ETF shares are created when an “authorized participants typically a large institutional investor, such as a broker-dealers enter into a contract with an ETF, to allow it to deposit a daily “creation basket” (or cash) with the ETF. In return for the creation basket or cash , the ETF issues to the authorized participant a “creation unit,” a large block of ETF shares (generally 25,000 to 200,000 shares)
ETF shares may be redeemed through the reverse of the creation process. That is, an authorized participant presents the specified number of ETF shares to the ETF in exchange for a “redemption basket” of securities,
What are the advantages of EFTs compared to mutual funds?
ETFs and mutual funds are similar because they pool money from the investors and invest in various securities.
1) Trading flexibility
ETFs are bought and sold during the day when the markets are open. The pricing of ETF shares vary throughout the day. Thus the trading opportunities that arise during a day may be better utilized. ETF investors know within moments how much they paid to buy shares and how much they received after selling.
Any investment or redemption from a mutual fund is executed on closing NAV at the end of the day. Thus, the live trading is not possible.
ETFs can also be purchased on margin by borrowing money from a broker. It is not possible in Mutual funds
In an Index Fund, the portfolio created is exactly mirrors the index. If the Index has 50 stocks, the fund will also have those 50 stocks. MF unit’s price will be equal to that fund’s net value divided by the number of outstanding shares. Outstanding share represents the number of units of a mutual fund.
ETF is a fraction of shares in the index. For example, if an ETF is 1/100th of a benchmark index and if the index level is 19448, then one unit of the ETF will be available at Rs 194.48.
3) Expense ratio
The expense ratio of ETF is much lower than mutual funds ETFs do not need active portfolio management as they replicate the performance of the index. Hence, the the expenses associated with ETF investments are low.. The expense ratio of ETFs may come around 0.35%.

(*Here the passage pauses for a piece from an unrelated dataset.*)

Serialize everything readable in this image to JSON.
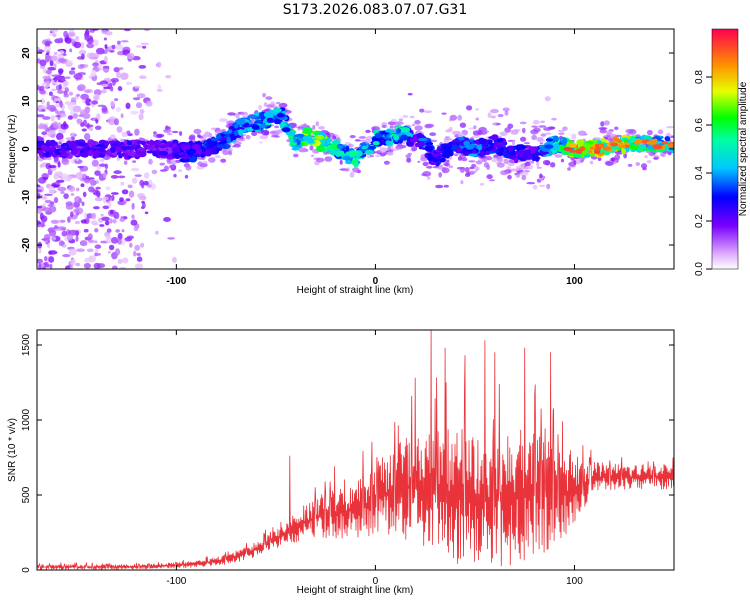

However the expense ratio of mutual funds will be around 2%.In case of mutual funds the fund manager actively takes investment decisions on behalf of the investors. Hence, the fund management expenses are higher.
ETFs are much more tax-efficient than Mutual Funds. ETFs, use creation units that allow for the purchase and sale of assets in the fund collectively. ETFs have very little turnover, so fewer capital gains than an actively managed mutual fund .Secondly, the majority of ETFs have passively managed . Here portfolio changes only when there are changes to the underlying index rather than actively selecting securities. .Mutual funds are actively managed.

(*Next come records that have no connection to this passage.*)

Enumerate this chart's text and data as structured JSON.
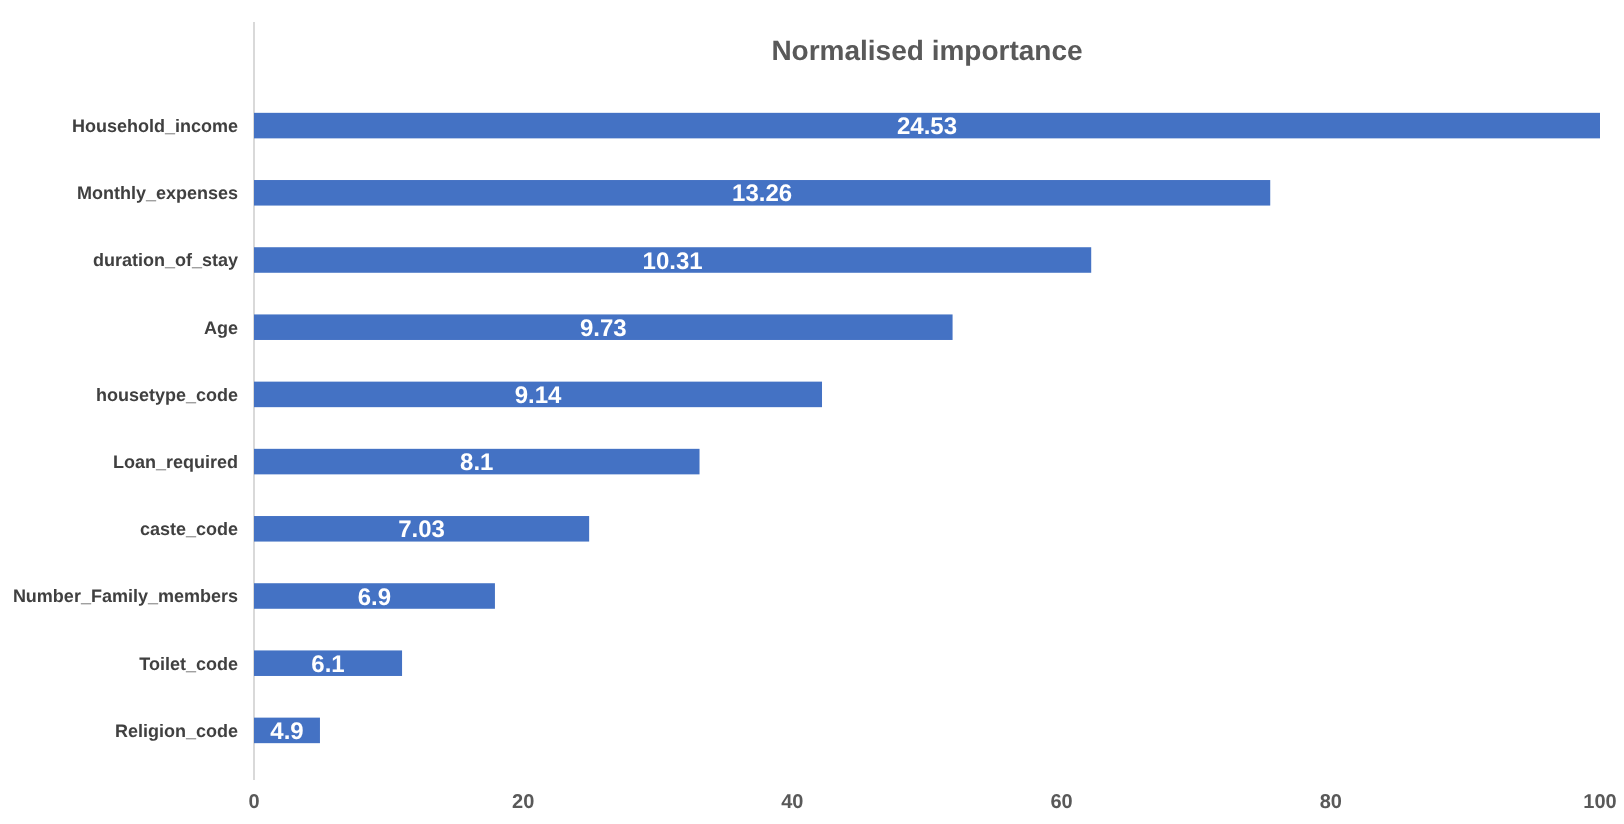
{
  "chart_data": {
    "type": "bar",
    "orientation": "horizontal",
    "title": "Normalised importance",
    "categories": [
      "Household_income",
      "Monthly_expenses",
      "duration_of_stay",
      "Age",
      "housetype_code",
      "Loan_required",
      "caste_code",
      "Number_Family_members",
      "Toilet_code",
      "Religion_code"
    ],
    "values": [
      100,
      75.5,
      62.2,
      51.9,
      42.2,
      33.1,
      24.9,
      17.9,
      11.0,
      4.9
    ],
    "annotations": [
      "24.53",
      "13.26",
      "10.31",
      "9.73",
      "9.14",
      "8.1",
      "7.03",
      "6.9",
      "6.1",
      "4.9"
    ],
    "color": "#4472c4",
    "xlim": [
      0,
      100
    ],
    "xticks": [
      0,
      20,
      40,
      60,
      80,
      100
    ],
    "grid": false
  }
}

Long term capital gain(hold on ETFs for more than a year )will be taxed at 10% .Holding on to ETFs for less than one full year will result in a short time capital gains of 15%..
Mutual Funds vs ETF
|ETFs can be actively bought and sold on exchanges, similar to individual stocks.
|Mutual funds only can be purchased at the end of each trading day based on a calculated price known as the net asset value(NAV)

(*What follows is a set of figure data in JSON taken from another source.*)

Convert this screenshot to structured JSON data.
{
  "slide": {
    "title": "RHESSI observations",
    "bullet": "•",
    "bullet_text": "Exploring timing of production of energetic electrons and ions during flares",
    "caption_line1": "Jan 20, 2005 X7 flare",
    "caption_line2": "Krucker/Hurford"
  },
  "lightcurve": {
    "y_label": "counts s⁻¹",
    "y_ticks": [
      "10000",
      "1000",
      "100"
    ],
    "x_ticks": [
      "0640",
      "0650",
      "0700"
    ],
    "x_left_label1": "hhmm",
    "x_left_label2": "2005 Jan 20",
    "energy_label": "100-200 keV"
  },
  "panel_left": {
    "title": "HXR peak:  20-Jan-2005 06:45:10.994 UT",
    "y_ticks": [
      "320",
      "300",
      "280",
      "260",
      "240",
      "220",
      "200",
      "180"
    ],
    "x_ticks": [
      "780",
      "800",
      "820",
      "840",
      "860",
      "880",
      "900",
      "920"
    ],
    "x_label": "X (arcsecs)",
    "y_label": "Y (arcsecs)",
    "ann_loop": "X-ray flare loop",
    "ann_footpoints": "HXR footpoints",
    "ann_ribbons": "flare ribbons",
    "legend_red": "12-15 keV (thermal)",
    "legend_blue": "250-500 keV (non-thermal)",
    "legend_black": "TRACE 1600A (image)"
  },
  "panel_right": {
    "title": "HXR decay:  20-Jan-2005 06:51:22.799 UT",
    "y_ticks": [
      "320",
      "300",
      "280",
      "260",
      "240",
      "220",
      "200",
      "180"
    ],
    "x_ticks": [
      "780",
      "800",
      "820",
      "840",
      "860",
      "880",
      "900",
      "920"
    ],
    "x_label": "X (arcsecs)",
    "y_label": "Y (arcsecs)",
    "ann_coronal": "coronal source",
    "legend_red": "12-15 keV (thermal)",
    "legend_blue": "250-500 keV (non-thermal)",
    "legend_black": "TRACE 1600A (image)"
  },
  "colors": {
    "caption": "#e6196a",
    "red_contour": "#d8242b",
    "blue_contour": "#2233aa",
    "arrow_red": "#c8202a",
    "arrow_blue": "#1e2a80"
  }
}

|ETFs are typically passively managed.
|Mutual funds can be both active or passive, but most mutual funds are actively managed, meaning fund managers made decisions about how to allocate assets in the fund.
|ETF expense ratios could be as low as 0.35%.
|An active mutual fund could have expense ratio up to 2%.
|ETFs are more tax-efficient as they have a lower capital gain tax
|Mutual Funds are less tax-efficient.
|Higher liquidity ,as day trading is possible
Asset allocation with proper levels of diversification could be difficult for individual investors . ETFs provide investors with exposure to broad segments of the equity markets with low minimum investment amount. ETFs offer a wide range of investment options, including equity ETFs, bond ETFs, sector-specific ETFs, commodity ETFs, and more. Investors can choose ETFs that align with their investment goals and risk tolerance .Each ETF has its own investment strategy, risk profile, and fees, so it’s crucial to understand these factors before making any investment decisions.